Descoberta atividade quase cerebral no sistema imunológico
A descoberta de uma atividade similar à cerebral, desempenhada pelo sistema imunológico, deverá mudar o panorama das pesquisas sobre doenças autoimunes, incluindo Parkinson.
[Imagem: Stuart Hay/ANU]

Inteligência do sistema imunológico

Há muito tempo alguns cientistas mais visionários suspeitavam que o sistema imunológico teria sua própria inteligência, tamanha é sua capacidade de reagir a estímulos, selecionar os que representam uma ameaça e coordenar as ações necessárias para defender o organismo continuamente.

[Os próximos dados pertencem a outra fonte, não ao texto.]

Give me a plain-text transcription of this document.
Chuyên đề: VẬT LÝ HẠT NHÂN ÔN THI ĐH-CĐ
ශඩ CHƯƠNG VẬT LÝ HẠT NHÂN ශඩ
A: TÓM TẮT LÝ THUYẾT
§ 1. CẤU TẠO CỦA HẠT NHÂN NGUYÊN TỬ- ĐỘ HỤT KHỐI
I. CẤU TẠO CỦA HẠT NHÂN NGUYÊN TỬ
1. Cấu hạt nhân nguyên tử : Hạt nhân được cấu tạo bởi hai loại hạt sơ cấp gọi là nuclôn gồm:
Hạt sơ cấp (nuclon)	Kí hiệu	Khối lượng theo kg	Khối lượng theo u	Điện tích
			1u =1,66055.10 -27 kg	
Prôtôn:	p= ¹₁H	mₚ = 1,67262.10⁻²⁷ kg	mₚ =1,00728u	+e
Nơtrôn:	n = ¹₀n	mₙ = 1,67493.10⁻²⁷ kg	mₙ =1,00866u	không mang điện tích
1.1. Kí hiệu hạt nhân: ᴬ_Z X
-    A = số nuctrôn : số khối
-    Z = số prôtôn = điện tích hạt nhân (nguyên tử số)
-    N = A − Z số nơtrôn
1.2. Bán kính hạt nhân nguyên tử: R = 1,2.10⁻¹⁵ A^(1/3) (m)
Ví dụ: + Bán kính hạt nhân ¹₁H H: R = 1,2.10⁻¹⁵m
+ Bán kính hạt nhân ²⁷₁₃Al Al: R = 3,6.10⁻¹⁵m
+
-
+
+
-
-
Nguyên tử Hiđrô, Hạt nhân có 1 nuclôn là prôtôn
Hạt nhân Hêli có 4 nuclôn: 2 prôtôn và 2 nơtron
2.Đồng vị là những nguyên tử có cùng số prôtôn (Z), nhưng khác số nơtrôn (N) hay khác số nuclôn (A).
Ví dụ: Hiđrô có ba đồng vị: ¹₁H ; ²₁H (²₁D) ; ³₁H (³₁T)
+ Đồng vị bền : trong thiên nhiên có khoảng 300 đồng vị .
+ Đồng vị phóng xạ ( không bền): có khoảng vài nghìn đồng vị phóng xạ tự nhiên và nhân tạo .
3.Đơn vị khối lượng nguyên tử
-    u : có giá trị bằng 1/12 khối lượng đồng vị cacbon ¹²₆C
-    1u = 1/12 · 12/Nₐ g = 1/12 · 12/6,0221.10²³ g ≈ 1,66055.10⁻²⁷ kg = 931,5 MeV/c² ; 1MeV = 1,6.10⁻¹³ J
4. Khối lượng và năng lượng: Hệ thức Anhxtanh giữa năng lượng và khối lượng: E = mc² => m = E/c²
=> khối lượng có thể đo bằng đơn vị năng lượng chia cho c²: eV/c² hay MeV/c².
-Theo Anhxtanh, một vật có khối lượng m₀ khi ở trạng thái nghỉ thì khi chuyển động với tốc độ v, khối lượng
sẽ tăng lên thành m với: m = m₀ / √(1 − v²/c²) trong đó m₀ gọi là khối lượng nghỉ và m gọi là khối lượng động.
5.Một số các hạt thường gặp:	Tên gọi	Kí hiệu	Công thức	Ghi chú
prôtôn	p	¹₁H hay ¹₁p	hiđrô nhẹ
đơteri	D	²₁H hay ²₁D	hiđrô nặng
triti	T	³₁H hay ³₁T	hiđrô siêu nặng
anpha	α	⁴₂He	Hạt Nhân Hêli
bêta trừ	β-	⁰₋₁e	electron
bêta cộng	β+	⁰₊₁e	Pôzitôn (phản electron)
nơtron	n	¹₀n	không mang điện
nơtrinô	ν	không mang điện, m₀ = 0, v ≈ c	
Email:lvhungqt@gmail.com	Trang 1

Agora, finalmente se demonstrou a existência de atividades neurais no sistema imunológico - uma atividade que a Dra. Ilenia Papa e sua equipe da Universidade Nacional Australiana chamam de "atividade neural similar ao cérebro".

A descoberta deverá levar as pesquisas biomédicas a um novo patamar e, mais diretamente, deverá permitir o desenvolvimento de melhores tratamentos para as doenças autoimunes e distúrbios de imunodeficiência, que coletivamente afetam milhões de pessoas em todo o mundo - isto inclui o Mal de Parkinson, que cada vez mais se acredita ser uma doença autoimune.

Cérebro imunológico

A equipe confirmou pela primeira vez que as células imunológicas humanas contêm "partículas" - moléculas - que possuem neurotransmissores, incluindo a dopamina, e que essas partículas desempenham um papel crucial nas respostas imunes.

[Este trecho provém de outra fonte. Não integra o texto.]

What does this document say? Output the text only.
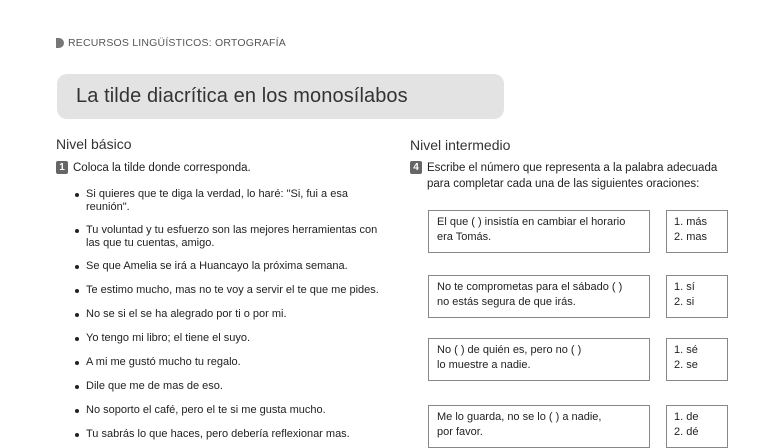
RECURSOS LINGÜÍSTICOS: ORTOGRAFÍA
La tilde diacrítica en los monosílabos
Nivel básico
1 Coloca la tilde donde corresponda.
Si quieres que te diga la verdad, lo haré: "Si, fui a esa reunión".
Tu voluntad y tu esfuerzo son las mejores herramientas con las que tu cuentas, amigo.
Se que Amelia se irá a Huancayo la próxima semana.
Te estimo mucho, mas no te voy a servir el te que me pides.
No se si el se ha alegrado por ti o por mi.
Yo tengo mi libro; el tiene el suyo.
A mi me gustó mucho tu regalo.
Dile que me de mas de eso.
No soporto el café, pero el te si me gusta mucho.
Tu sabrás lo que haces, pero debería reflexionar mas.
Nivel intermedio
4 Escribe el número que representa a la palabra adecuada para completar cada una de las siguientes oraciones:
El que ( ) insistía en cambiar el horario
era Tomás.
1. más
2. mas
No te comprometas para el sábado ( )
no estás segura de que irás.
1. sí
2. si
No ( ) de quién es, pero no ( )
lo muestre a nadie.
1. sé
2. se
Me lo guarda, no se lo ( ) a nadie,
por favor.
1. de
2. dé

"Anteriormente se pensava que essas partículas existissem apenas nos neurônios do cérebro. Acreditamos que elas são, potencialmente, um excelente alvo para as terapias para acelerar ou amortecer a resposta imune do corpo, dependendo da doença que você está lidando," disse Ilenia.

Controlar o sistema imunológico

Os neurônios funcionam com base em interações sinápticas e neurotransmissores, como a dopamina, que são pequenas moléculas transmitidas através das sinapses para levar sinais de uma célula para outra.

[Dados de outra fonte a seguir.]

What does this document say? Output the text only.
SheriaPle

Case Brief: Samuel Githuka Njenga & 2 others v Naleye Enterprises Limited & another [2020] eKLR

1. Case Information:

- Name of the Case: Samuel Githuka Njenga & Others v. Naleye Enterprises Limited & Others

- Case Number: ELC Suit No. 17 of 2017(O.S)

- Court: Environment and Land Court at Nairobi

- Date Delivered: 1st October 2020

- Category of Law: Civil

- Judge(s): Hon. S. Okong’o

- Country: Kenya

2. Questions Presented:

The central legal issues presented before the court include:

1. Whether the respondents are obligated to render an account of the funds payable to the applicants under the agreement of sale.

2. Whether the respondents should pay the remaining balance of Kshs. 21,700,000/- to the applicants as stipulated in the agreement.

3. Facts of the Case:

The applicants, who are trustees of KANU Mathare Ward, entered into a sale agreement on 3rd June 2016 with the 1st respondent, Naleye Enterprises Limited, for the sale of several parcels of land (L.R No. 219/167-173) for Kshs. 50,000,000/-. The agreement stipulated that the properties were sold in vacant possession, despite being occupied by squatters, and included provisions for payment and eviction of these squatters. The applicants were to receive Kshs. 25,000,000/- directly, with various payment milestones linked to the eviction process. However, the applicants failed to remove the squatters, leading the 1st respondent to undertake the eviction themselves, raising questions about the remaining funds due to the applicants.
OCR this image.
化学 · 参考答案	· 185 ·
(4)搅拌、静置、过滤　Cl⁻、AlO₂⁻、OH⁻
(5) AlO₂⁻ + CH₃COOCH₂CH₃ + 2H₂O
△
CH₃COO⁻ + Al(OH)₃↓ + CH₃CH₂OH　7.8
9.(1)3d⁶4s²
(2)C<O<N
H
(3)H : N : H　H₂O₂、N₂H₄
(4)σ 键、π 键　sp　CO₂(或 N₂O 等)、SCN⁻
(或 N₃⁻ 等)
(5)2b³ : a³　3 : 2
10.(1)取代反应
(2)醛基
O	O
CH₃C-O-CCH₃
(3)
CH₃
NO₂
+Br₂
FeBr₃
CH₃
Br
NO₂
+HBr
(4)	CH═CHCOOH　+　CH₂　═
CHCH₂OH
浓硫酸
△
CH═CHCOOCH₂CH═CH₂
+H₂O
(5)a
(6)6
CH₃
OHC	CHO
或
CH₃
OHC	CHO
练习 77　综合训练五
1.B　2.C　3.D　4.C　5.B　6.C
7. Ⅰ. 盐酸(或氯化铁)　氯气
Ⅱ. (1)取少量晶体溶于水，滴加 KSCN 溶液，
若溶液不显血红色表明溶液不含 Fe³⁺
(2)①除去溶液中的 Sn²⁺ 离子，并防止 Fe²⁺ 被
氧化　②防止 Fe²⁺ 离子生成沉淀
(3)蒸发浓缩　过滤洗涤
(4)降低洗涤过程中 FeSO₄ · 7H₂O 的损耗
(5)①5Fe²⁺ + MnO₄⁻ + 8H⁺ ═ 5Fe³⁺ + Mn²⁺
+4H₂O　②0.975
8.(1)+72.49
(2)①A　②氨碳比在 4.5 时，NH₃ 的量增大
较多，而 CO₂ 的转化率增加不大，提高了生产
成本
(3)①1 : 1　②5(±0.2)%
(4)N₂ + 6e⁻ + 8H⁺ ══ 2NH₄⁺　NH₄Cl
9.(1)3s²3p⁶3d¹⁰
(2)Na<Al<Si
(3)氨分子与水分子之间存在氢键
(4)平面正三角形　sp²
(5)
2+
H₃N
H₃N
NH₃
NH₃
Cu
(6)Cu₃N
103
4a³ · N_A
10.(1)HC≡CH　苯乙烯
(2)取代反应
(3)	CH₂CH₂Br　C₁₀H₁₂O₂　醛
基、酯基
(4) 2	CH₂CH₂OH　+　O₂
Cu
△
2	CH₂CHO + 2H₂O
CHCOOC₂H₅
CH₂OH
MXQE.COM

"De forma parecida com os neurônios, células T especializadas transferem dopamina para células B que proporcionam 'motivação' adicional para que as células B produzam os melhores anticorpos que conseguem para ajudar a eliminar uma infecção," disse Ilenia. "O corpo humano desenvolveu uma forma avançada de proteção contra bactérias, vírus e outros corpos estranhos, que se baseia no sistema imunológico.

"As respostas imunológicas são essenciais para reconhecer e defender os humanos contra substâncias que parecem estranhas e prejudiciais para o indivíduo.

"Esperamos usar estas descobertas para tornar a resposta imune a vacinas e infecções mais rápidas e mais produtivas, e mais lentas e menos ativas para condições autoimunes, onde o corpo se ataca," acrescentou a professora Carola Vinuesa, coautora do trabalho.

A pesquisa foi publicada na revista Nature.